Obesity app takes first place in D.C. competition

By Erin McCann
09:35 AM

The winners of the Washington D.C. Health Data & Innovation Week Code-a-Thon were announced Tuesday. School Fit was awarded first place for developing an application that utilizes physical fitness data to monitor the health of children in public schools.

The app will allow communities to recognize and collaboratively address obesity problems in California public schools. School Fit earned $4,000 and two passes to the Health Data Initiative Forum III and the 2012 Health 2.0 Annual Fall Conference. 

[See also: Health Data Initiative a 'celebration of what health innovators have done'.]

The Health 2.0 Code-a-Thon, sponsored by the Office of the National Coordinator for Health Information Technology (ONC) and Kaiser Permanente, attracted thousands of healthcare providers, policymakers and innovators from across the U.S.  

Teams comprising students, software developers and researchers participated in the two-day event, which required contestants to use publicly available data to create online tools and applications to enhance quality of care and prevent obesity.

"The judges had an especially difficult time choosing a winner and extended passes to the Health 2.0 fall conference to the second place team to encourage further development of its app," said Indu Subaiya, co-chair and CEO of Health 2.0.

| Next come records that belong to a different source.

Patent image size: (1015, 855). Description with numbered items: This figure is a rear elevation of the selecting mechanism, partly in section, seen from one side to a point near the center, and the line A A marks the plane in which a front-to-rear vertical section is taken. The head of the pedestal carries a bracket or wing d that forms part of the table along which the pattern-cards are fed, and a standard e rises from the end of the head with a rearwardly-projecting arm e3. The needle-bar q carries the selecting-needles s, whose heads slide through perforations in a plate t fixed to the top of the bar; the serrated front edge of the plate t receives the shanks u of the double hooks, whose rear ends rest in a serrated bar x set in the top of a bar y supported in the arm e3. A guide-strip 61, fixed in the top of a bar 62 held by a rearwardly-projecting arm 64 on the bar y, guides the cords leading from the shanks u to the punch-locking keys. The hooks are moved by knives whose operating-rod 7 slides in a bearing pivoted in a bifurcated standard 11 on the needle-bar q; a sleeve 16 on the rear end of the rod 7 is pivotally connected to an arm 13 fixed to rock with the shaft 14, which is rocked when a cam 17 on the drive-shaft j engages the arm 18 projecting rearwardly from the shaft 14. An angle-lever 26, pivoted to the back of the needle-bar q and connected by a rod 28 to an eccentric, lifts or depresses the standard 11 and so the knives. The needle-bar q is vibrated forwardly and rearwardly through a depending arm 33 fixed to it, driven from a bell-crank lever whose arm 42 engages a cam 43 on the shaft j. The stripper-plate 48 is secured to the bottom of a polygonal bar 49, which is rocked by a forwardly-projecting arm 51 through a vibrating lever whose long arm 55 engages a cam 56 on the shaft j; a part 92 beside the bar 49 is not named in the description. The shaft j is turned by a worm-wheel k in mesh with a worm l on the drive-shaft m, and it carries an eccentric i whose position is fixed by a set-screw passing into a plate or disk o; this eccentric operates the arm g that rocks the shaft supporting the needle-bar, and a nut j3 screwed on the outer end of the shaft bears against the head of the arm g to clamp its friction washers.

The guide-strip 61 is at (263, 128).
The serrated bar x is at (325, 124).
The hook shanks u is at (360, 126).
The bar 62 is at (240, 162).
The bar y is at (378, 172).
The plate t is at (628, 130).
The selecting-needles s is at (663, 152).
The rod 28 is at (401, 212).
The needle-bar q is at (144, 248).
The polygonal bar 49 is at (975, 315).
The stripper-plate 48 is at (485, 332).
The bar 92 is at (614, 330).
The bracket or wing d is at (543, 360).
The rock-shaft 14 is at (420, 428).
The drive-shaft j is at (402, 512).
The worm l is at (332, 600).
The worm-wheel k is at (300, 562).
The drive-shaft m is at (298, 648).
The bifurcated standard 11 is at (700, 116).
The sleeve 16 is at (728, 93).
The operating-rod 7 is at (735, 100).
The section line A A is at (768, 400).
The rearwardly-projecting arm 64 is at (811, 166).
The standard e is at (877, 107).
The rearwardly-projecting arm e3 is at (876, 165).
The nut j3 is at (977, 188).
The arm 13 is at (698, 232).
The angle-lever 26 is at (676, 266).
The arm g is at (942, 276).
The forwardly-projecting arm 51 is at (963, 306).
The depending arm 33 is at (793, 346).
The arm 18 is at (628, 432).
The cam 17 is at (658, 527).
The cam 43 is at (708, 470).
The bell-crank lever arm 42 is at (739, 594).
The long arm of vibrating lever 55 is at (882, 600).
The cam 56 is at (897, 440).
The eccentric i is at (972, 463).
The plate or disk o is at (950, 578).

[See also: App challenge winners harness public data for cancer treatment .]

Healthy Plate placed second by creating a mobile app that educates and improves nutritional literacy by displaying the nutritional information about the user's food they intend to purchase by portion, recipe or grocery list. It won $3,000 and two passes to Health 2.0's annual conference.

The LessBadd and SMS2Live teams tied for third place. Both teams received $1,000.